EEW, that made me cringe "tampons for horses"...yuck.. lol

We had a leaky mare once, she was a constant mess and just looked terrible all the time with a stick mess on her hind legs and in her tail. Here is what I did:

Depending on how clean it is where your horse is you can first clean the area as best you can and dry it thoroughly, then apply a thick layer of petroleum jelly to loosen the goop up and away from the hair(if it is reallly bad you can cut saran wrap the size and shape of the area and cover it and wrap it to seal int he moisture and remove the goop, pull it off after a few hours). Wash again. Dry. 

Apply a thin layer of petroleum jelly or silicone shine spray to keep it from sticking from now on(make sure to brush the hair up and down so you coat the entire follicle) when she is in heat, just wash her legs every few days when she gets dirty and reapply.

The silicone spray or the pj will create a sort of barrier and prevent the dried goop from sticking to the hairs. You will still need to keep her legs washed every few days for sanitary purposes, but this will make your job much easier.

Another idea after you apply the first batch of pj and wash it off is you can carry a thing of baby wipes around when you are around her so she doesn't have to be slicked up and just wipe the goop off as necessary to keep the area clean, then when you get ready to stall her rinse her legs with some clean water and dry and apply shine spray of pj.
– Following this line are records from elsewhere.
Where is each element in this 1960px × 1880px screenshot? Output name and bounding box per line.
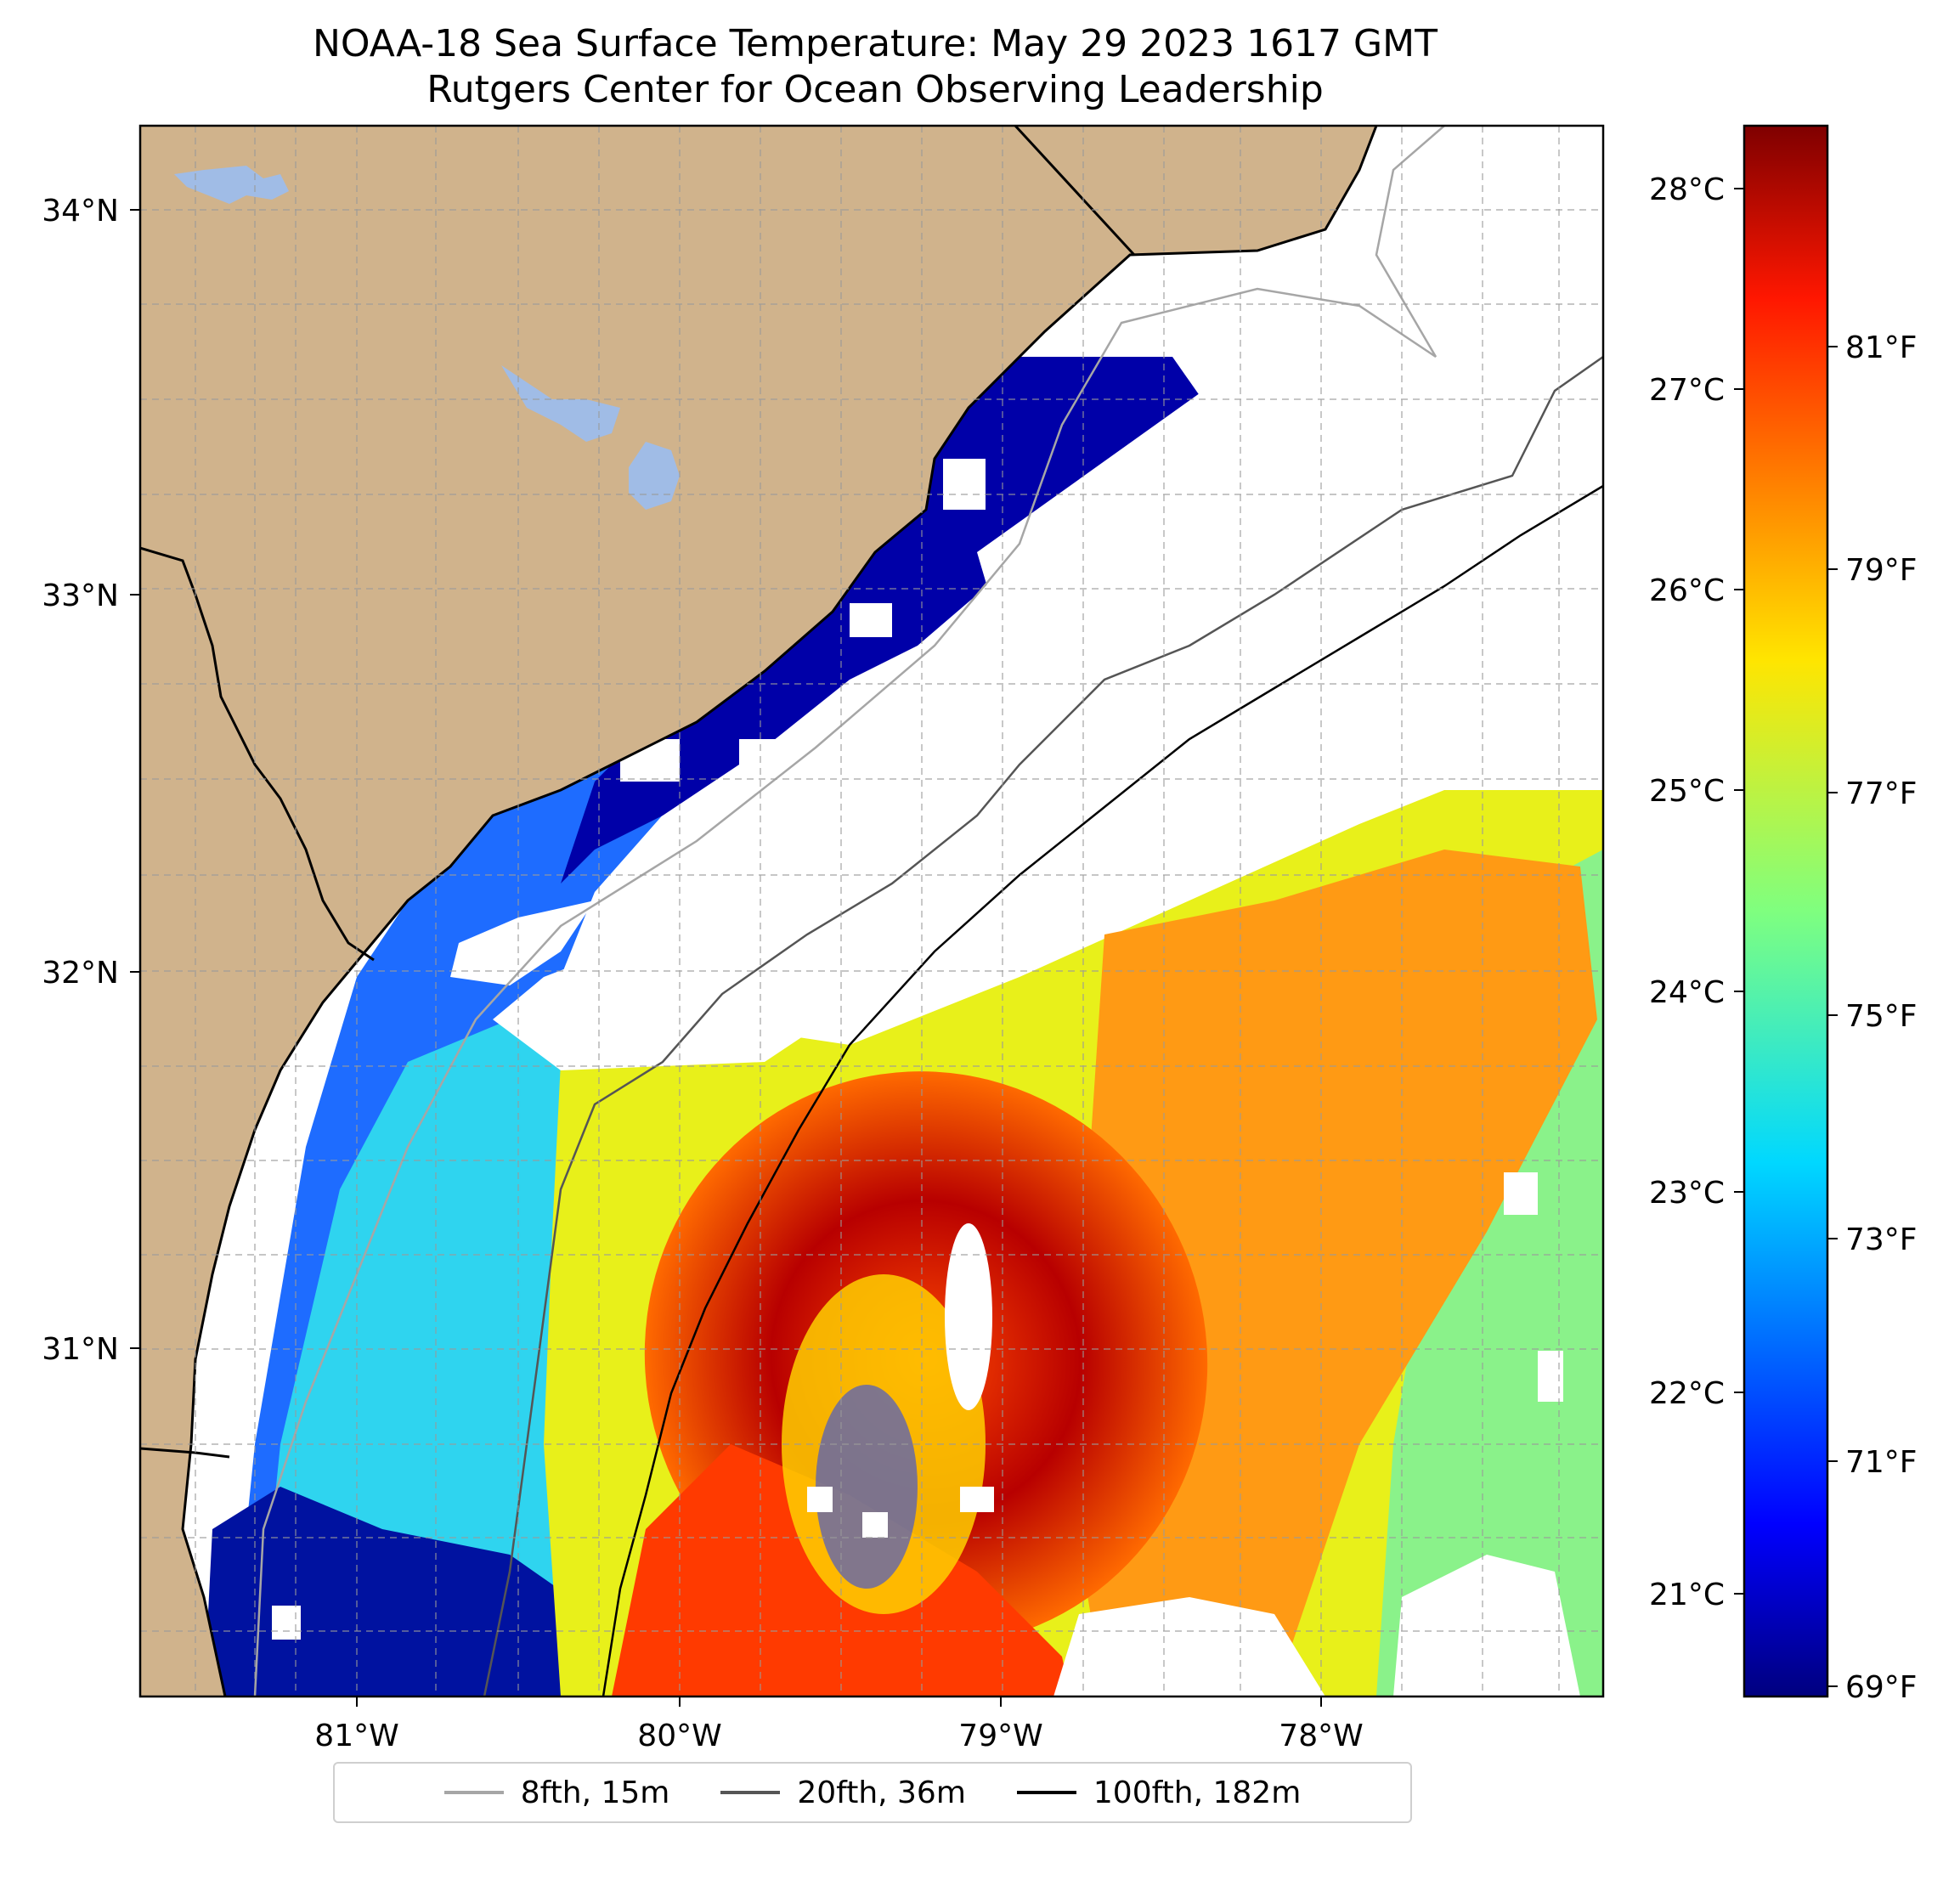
celsius-tick-label: 26°C [1649, 573, 1725, 608]
legend-item-8fth: 8fth, 15m [443, 1775, 670, 1810]
colorbar-gradient [1743, 124, 1829, 1698]
fahrenheit-tick-label: 75°F [1845, 999, 1918, 1034]
fahrenheit-tick-label: 81°F [1845, 330, 1918, 365]
lon-tick-label: 79°W [958, 1719, 1042, 1753]
map-title: NOAA-18 Sea Surface Temperature: May 29 … [313, 22, 1438, 65]
lon-tick-label: 81°W [314, 1719, 398, 1753]
fahrenheit-tick-label: 69°F [1845, 1670, 1918, 1705]
fahrenheit-tick-label: 77°F [1845, 776, 1918, 811]
legend-label: 8fth, 15m [520, 1775, 670, 1810]
lat-tick-label: 33°N [42, 579, 119, 613]
cloud-gaps [272, 255, 1603, 1697]
lakes [174, 166, 680, 510]
celsius-tick-label: 23°C [1649, 1176, 1725, 1211]
celsius-tick-label: 25°C [1649, 774, 1725, 809]
celsius-tick-label: 24°C [1649, 975, 1725, 1010]
longitude-axis: 81°W 80°W 79°W 78°W [314, 1697, 1364, 1753]
map-frame [138, 124, 1605, 1698]
sst-field [204, 357, 1603, 1697]
legend-swatch [443, 1791, 504, 1794]
legend-label: 20fth, 36m [797, 1775, 966, 1810]
gridlines [140, 126, 1603, 1697]
legend-item-20fth: 20fth, 36m [720, 1776, 966, 1810]
land [140, 126, 1376, 1697]
legend-item-100fth: 100fth, 182m [1016, 1775, 1302, 1810]
lat-tick-label: 32°N [42, 956, 119, 991]
celsius-tick-label: 28°C [1649, 172, 1725, 207]
sst-dark-blue-south [204, 1487, 612, 1697]
lon-tick-label: 80°W [637, 1719, 721, 1753]
legend-swatch [720, 1791, 781, 1794]
latitude-axis: 34°N 33°N 32°N 31°N [42, 194, 140, 1367]
lon-tick-label: 78°W [1279, 1719, 1363, 1753]
fahrenheit-tick-label: 71°F [1845, 1445, 1918, 1480]
isobath-100fth [602, 484, 1603, 1697]
map-canvas [140, 126, 1603, 1697]
colorbar: 28°C 27°C 26°C 25°C 24°C 23°C 22°C 21°C … [1649, 124, 1918, 1705]
celsius-tick-label: 22°C [1649, 1376, 1725, 1411]
fahrenheit-tick-label: 79°F [1845, 553, 1918, 588]
celsius-tick-label: 27°C [1649, 373, 1725, 408]
sst-orange-band [1062, 850, 1597, 1697]
lat-tick-label: 31°N [42, 1332, 119, 1367]
celsius-tick-label: 21°C [1649, 1578, 1725, 1612]
sst-dark-blue-nearshore [561, 357, 1232, 884]
fahrenheit-tick-label: 73°F [1845, 1222, 1918, 1257]
legend-label: 100fth, 182m [1093, 1775, 1302, 1810]
legend-swatch [1016, 1791, 1076, 1794]
coastline [181, 126, 1378, 1697]
colorbar-celsius-axis: 28°C 27°C 26°C 25°C 24°C 23°C 22°C 21°C [1649, 172, 1744, 1612]
map-subtitle: Rutgers Center for Ocean Observing Leade… [426, 68, 1324, 111]
lat-tick-label: 34°N [42, 194, 119, 229]
isobath-legend: 8fth, 15m 20fth, 36m 100fth, 182m [333, 1762, 1412, 1823]
colorbar-fahrenheit-axis: 81°F 79°F 77°F 75°F 73°F 71°F 69°F [1827, 330, 1918, 1705]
Do the same with her tail (but when you apply it for stalling do not use pj or she will cover herself with it when she flicks her tail, just use a lot of conditioner after you wash it and either braid it or bag it to keep it clean and un gooped)


----------



## Seahorseys (Nov 14, 2009)

thanks, ill definitely try this.


----------



## BrokenWings (Jun 15, 2009)

Cowboy magic makes a great product for gooey mares....can't quite recall what it is called right now, but I use it for my gooey (white) mare and it's wonderful.


----------